Алексей поцеловал мать в щеку и поспешил к выходу. Уже в дверях она окликнула его.
— Алеша…
— Да, мам?
— Ничего. Иди.
Он вышел под моросящий дождь с чувством неясной тревоги. Что-то в глазах матери его встревожило, но он отогнал это чувство. Дома ждали жена и дети, впереди были выходные без материнских звонков. Это было главное.
Прошло несколько месяцев. Екатерина Ивановна действительно перестала звонить с просьбами о помощи. Вместо этого она иногда приглашала их всей семьей на воскресный обед, но Алексей находил уважительные причины для отказа. Работа, дети, ремонт — причин всегда было достаточно.
— Может, в это воскресенье к твоей матери сходим? — неожиданно предложила Мария однажды вечером. — Что-то она совсем пропала.
Алексей удивленно посмотрел на жену.
— С чего вдруг такая забота?
— Не язви. — Мария закрыла журнал с проверочными работами. — Просто она не звонит совсем. Раньше хоть через день названивала, а теперь тишина.
— Сама же жаловалась.
— Я знаю. — Мария вздохнула. — Просто это странно.
— Может, с Ниной договорилась, как хотела.
— Может быть. — Мария поднялась. — Все равно позвони ей. Узнай, как она.
Алексей набрал номер матери, но телефон молчал. Он попробовал еще несколько раз в течение вечера — безрезультатно.
— Может, гуляет где-то, — предположил он.

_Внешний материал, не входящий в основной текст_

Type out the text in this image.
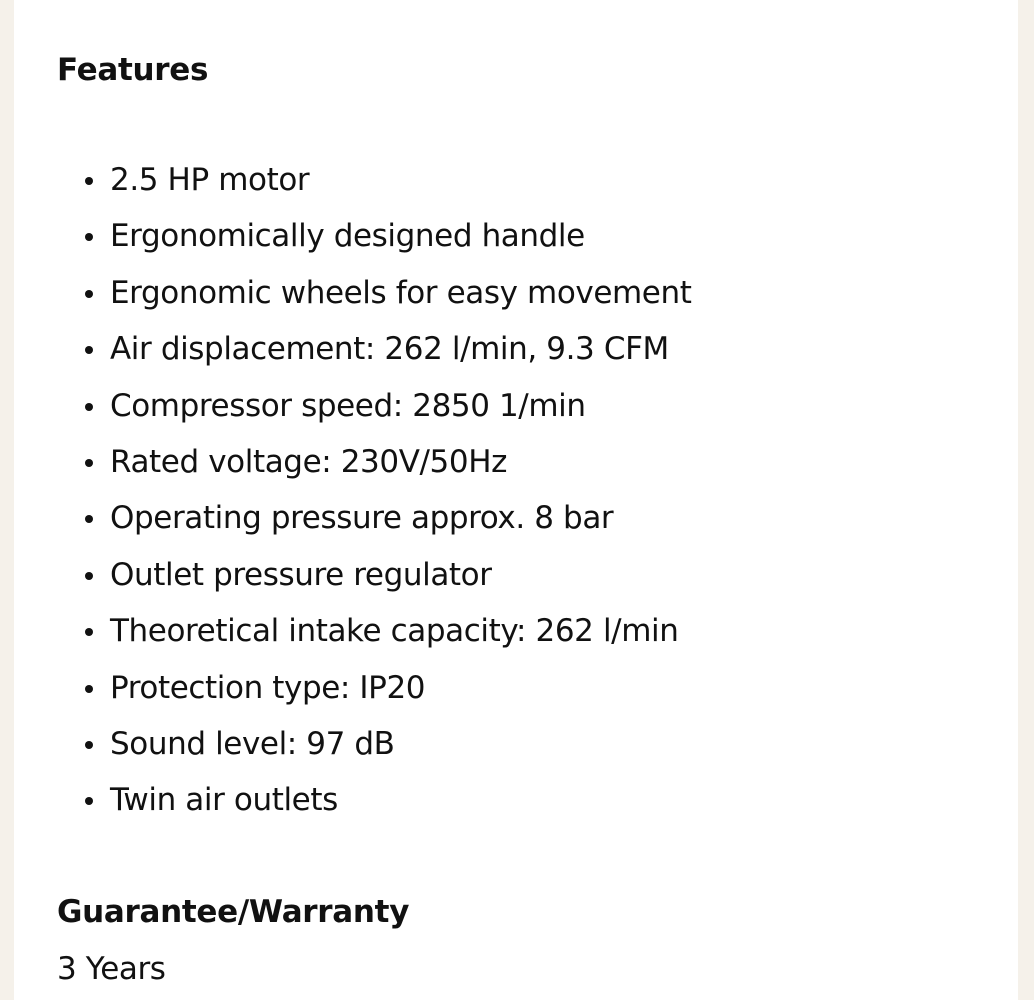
Features
2.5 HP motor
Ergonomically designed handle
Ergonomic wheels for easy movement
Air displacement: 262 l/min, 9.3 CFM
Compressor speed: 2850 1/min
Rated voltage: 230V/50Hz
Operating pressure approx. 8 bar
Outlet pressure regulator
Theoretical intake capacity: 262 l/min
Protection type: IP20
Sound level: 97 dB
Twin air outlets
Guarantee/Warranty

3 Years
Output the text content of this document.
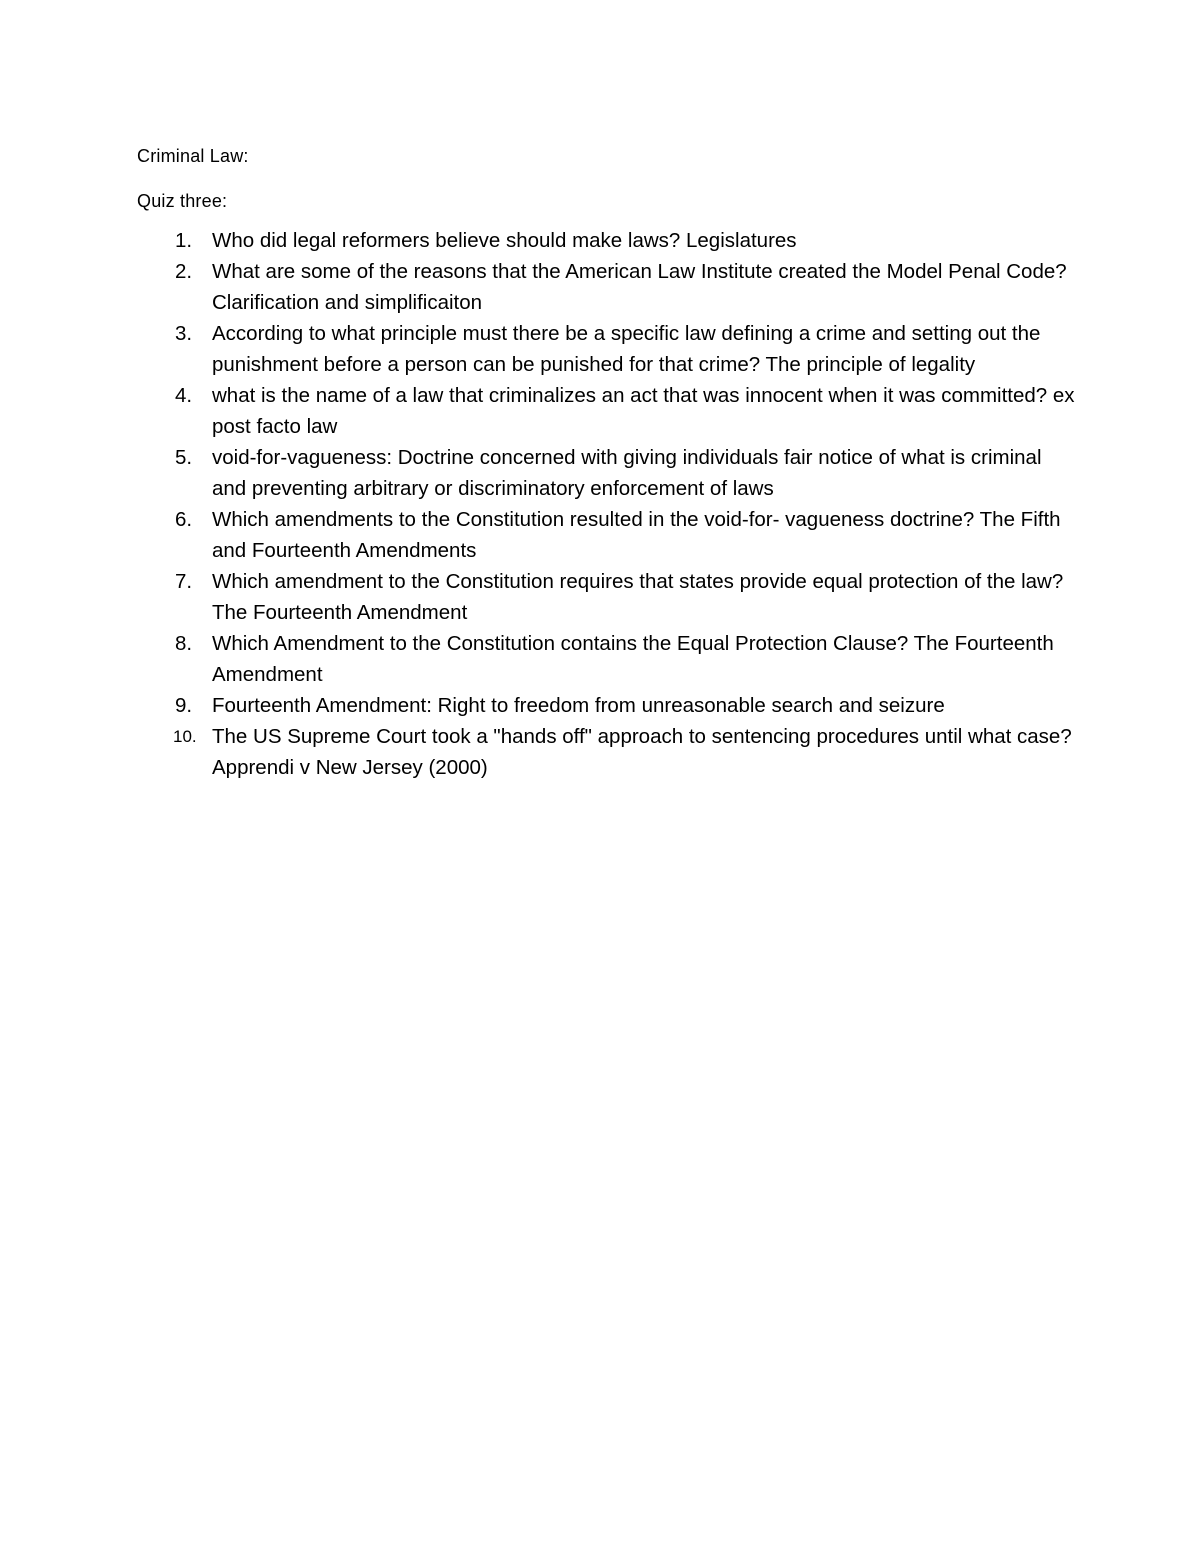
Criminal Law:

Quiz three:

1. Who did legal reformers believe should make laws? Legislatures
2. What are some of the reasons that the American Law Institute created the Model Penal Code? Clarification and simplificaiton
3. According to what principle must there be a specific law defining a crime and setting out the punishment before a person can be punished for that crime? The principle of legality
4. what is the name of a law that criminalizes an act that was innocent when it was committed? ex post facto law
5. void-for-vagueness: Doctrine concerned with giving individuals fair notice of what is criminal and preventing arbitrary or discriminatory enforcement of laws
6. Which amendments to the Constitution resulted in the void-for- vagueness doctrine? The Fifth and Fourteenth Amendments
7. Which amendment to the Constitution requires that states provide equal protection of the law? The Fourteenth Amendment
8. Which Amendment to the Constitution contains the Equal Protection Clause? The Fourteenth Amendment
9. Fourteenth Amendment: Right to freedom from unreasonable search and seizure
10. The US Supreme Court took a "hands off" approach to sentencing procedures until what case? Apprendi v New Jersey (2000)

— В десять вечера? — Мария скептически подняла бровь. — Ей 65 лет.
— Завтра перезвоню.
Но и на следующий день телефон Екатерины Ивановны не отвечал. Алексей, отвлеченный проблемами на работе, забыл об этом до вечера, когда Мария напомнила.
— Надо съездить, проверить, — сказала она твердо. — Мало ли что.
Они поехали вместе, оставив детей с соседкой. Дверь в квартиру Екатерины Ивановны им открыла незнакомая женщина средних лет в затертом халате.
— Вы к кому? — спросила она, окидывая их подозрительным взглядом.
— К Екатерине Ивановне. Это моя мать, — ответил ошеломленный Алексей.
Женщина нахмурилась.
— Вы что, не знаете? Екатерина Ивановна умерла две недели назад. Я квартиру ее снимаю.
Мария тихо ахнула, схватившись за косяк. Алексей почувствовал, как земля уходит из-под ног.
— Как умерла? — только и смог выдавить он.
— Рак у нее был, — объяснила женщина, немного смягчившись. — Последняя стадия. Она знала, что недолго осталось. Квартиру соседке завещала. Нине Петровне с третьего этажа. А та сдала мне.
Алексей стоял, не в силах поверить в услышанное. Рак? Мать умирала от рака, а он даже не знал. Все эти месяцы она молчала, не жаловалась, не просила о помощи. Только хотела видеть сына, проводить с ним время.
— Почему… почему нам никто не сообщил? — прошептала Мария.
— Понятия не имею. — Женщина пожала плечами. — Это к Нине Петровне вопросы. Она всем занималась. Говорила, что родственников нет, сама хоронила.
— Где эта Нина? — Алексей почувствовал, как внутри поднимается гнев.
— Третий этаж, квартира 17.
Они спустились на этаж ниже. Дверь им открыла пожилая женщина с добрым, усталым лицом.
— Вы Алексей? — спросила она, не дожидаясь представления. — Я вас по фотографиям узнала. Екатерина Ивановна много показывала.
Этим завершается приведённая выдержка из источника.